Le numéro de l’Union, pour Washington, c’est celui d’Angela Merkel. »
Sébastien Maillard, directeur de l’Institut Jacques-Delors
« Avec un art consommé du compromis, Angela Merkel a maintenu l’équilibre entre des membres de l’Union aux intérêts divergents et elle a contribué à ancrer fermement l’Allemagne dans l’Europe élargie », relève la journaliste Marion Van Renterghem, biographe de la chancelière (C’était Merkel, éd. Les Arènes, 320 p.). Une récente enquête d’opinion menée dans douze Etats de l’Union indique que si les Européens pouvaient directement élire le prochain président de l’UE, Angela Merkel récolterait 41% des voix, contre 14% pour Emmanuel Macron. Dans tous les pays sondés, la chancelière serait gagnante et emporterait même une majorité des voix aux Pays-Bas, en Espagne et au Portugal. Selon les auteurs, « avec son style de leadership technocrate, elle inspire plus confiance que le président français avec ses discours visionnaires ».
L’intérêt des états, pas le fédéralisme
Il y a plus de dix ans, le 2 novembre 2010, Angela Merkel a tout de même livré, devant le Collège d’Europe, à Bruges, le fond de sa pensée sur le fonctionnement institutionnel de l’Union. Dans son discours, la chancelière a mis l’accent sur l’importance décisive de la coopération entre Etats, la « méthode intergouvernementale », où le rôle central est donné au Conseil européen. Elle a critiqué les fédéralistes européens, partisans de la « méthode communautaire », qui valorise la supranationalité, incarnée par les institutions communes, la Commission et le Parlement. Voilà pourquoi Angela Merkel a toujours privilégié les intérêts des Etats-nations, Allemagne en tête.

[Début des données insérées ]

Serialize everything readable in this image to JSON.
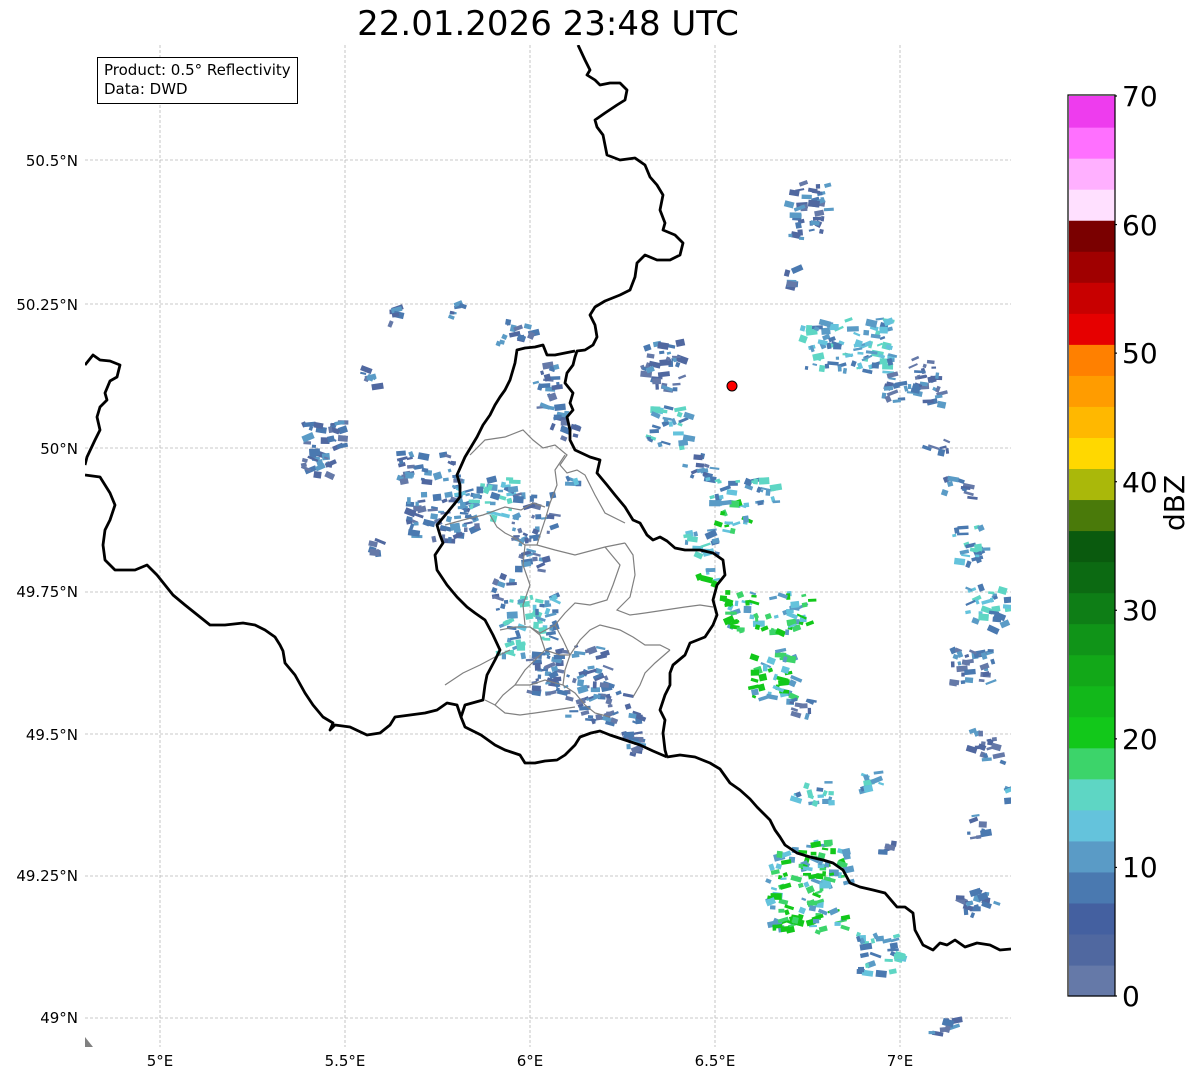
{
  "title": "22.01.2026 23:48 UTC",
  "info": {
    "product_line": "Product: 0.5° Reflectivity",
    "data_line": "Data: DWD"
  },
  "lat_ticks": [
    "50.5°N",
    "50.25°N",
    "50°N",
    "49.75°N",
    "49.5°N",
    "49.25°N",
    "49°N"
  ],
  "lon_ticks": [
    "5°E",
    "5.5°E",
    "6°E",
    "6.5°E",
    "7°E"
  ],
  "colorbar": {
    "label": "dBZ",
    "tick_labels": [
      "0",
      "10",
      "20",
      "30",
      "40",
      "50",
      "60",
      "70"
    ],
    "min": 0,
    "max": 70,
    "bin_colors": [
      "#6579a8",
      "#5068a0",
      "#4460a0",
      "#4a79b0",
      "#5a9bc6",
      "#64c3dc",
      "#5ed6c4",
      "#3cd46a",
      "#12c81a",
      "#12b81a",
      "#12a818",
      "#109418",
      "#0e7e16",
      "#0c6a12",
      "#0a5a0e",
      "#4a7a0a",
      "#aab80a",
      "#ffd800",
      "#ffb800",
      "#ff9c00",
      "#ff8000",
      "#e60000",
      "#c80000",
      "#a00000",
      "#7a0000",
      "#ffe0ff",
      "#ffb0ff",
      "#ff70ff",
      "#ee3cee"
    ]
  },
  "radar_site": {
    "color": "#ff0000"
  },
  "colors": {
    "border": "#000000",
    "district": "#808080",
    "grid": "#b0b0b0"
  }
}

« A la différence de l’ex-chancelier Helmut Kohl, son mentor en politique, elle ne figurera pas dans l’histoire parmi les grands Européens qui ont fait avancer la construction européenne, convient Sébastien Maillard. Elle n’a pas réellement nourri le débat d’idées sur l’Europe. Elle a timidement soutenu le projet macronien de refonte de l’Union. Cet attachement au statu quo a irrité l’Elysée. La chancelière a sans nul doute été un excellent pompier face aux crises, mais pas une architecte de l’Europe. »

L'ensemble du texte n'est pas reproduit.